As published in the October 2021 issue of The Water Report.
PJM economics’ Paul Metcalfe summarises new research that sheds light on why willingness to pay varies so much across water companies. These findings have important implications for the design of the proposed national study.
Willingness to pay (WTP) research has shaped business plans for many years, through its impact on the setting of both performance commitment levels and outcome delivery incentive (ODI) rates. Throughout this time concerns have been voiced by many, including Ofwat, that the methodology is flawed and that the results are unreliable. This comes despite the fact that WTP studies have generally been subject to high levels of scrutiny, including from academic peer reviewers, and have usually offered substantial within-study evidence of their validity and reliability.

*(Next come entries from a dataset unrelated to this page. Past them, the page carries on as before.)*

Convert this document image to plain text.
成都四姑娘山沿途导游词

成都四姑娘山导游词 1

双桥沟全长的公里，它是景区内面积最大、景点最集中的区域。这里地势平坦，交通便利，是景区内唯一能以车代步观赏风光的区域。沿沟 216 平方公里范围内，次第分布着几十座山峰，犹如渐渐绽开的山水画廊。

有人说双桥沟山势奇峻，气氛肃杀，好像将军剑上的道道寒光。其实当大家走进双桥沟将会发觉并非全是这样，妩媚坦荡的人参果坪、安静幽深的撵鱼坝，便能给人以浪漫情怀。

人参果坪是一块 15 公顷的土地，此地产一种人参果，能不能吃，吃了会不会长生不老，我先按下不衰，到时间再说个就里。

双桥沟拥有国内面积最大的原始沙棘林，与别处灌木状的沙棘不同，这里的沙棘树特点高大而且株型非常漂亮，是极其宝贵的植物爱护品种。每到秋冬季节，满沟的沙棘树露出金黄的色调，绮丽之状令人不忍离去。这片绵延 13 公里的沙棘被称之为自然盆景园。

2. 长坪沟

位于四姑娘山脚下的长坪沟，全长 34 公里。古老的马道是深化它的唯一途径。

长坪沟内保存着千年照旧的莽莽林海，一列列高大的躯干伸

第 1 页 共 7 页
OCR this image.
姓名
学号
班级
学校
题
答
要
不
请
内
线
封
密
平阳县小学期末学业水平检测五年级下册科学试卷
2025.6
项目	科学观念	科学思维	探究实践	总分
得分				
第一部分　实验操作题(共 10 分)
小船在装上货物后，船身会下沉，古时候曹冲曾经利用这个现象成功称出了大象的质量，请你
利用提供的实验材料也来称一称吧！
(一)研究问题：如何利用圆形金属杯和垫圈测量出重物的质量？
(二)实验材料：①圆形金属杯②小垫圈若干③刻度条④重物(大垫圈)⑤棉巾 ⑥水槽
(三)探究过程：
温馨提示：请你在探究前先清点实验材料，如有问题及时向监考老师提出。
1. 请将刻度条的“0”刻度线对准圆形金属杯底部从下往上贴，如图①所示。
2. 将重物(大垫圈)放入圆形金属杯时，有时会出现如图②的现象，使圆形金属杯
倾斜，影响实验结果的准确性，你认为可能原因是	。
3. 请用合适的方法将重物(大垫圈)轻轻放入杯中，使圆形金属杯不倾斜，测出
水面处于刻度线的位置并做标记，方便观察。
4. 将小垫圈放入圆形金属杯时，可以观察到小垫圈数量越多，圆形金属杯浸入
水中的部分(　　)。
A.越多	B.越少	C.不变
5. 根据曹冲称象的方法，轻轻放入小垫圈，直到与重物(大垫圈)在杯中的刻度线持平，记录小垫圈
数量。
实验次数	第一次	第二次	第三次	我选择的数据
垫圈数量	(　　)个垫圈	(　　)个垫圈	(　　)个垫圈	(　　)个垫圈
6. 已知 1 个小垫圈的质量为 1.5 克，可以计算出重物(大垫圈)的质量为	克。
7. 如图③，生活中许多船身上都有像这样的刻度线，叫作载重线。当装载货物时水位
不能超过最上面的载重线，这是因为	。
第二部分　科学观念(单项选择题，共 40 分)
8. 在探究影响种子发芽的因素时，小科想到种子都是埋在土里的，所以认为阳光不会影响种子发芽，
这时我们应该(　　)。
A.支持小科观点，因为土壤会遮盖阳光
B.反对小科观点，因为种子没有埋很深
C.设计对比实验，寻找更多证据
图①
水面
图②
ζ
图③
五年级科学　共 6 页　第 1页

The key problem, as has often been pointed out, is that valuations have varied massively across companies. For example, total household WTP per avoided internal sewer flooding incident ranged from £1,722 to £123,477 at PR19 and from £22,530 to £367,291 at PR14, with similar variation for other service measures. This begs the question whether the WTP results genuinely reflect customer preferences or whether they are driven by features of the survey designs.
In putting forward the idea of a collaborative national study, Ofwat hopes that applying a common methodology will help ensure comparability of results, and thereby identify genuine differences. However, the national study could find itself maintaining an unacceptably large variation in WTP results across companies and struggling to explain why. The UKWIR 2011 guidelines on carrying out WTP research were themselves expected to reduce the variation in WTP estimates for PR14 by ensuring a common methodology was adopted across companies – but this clearly did not work.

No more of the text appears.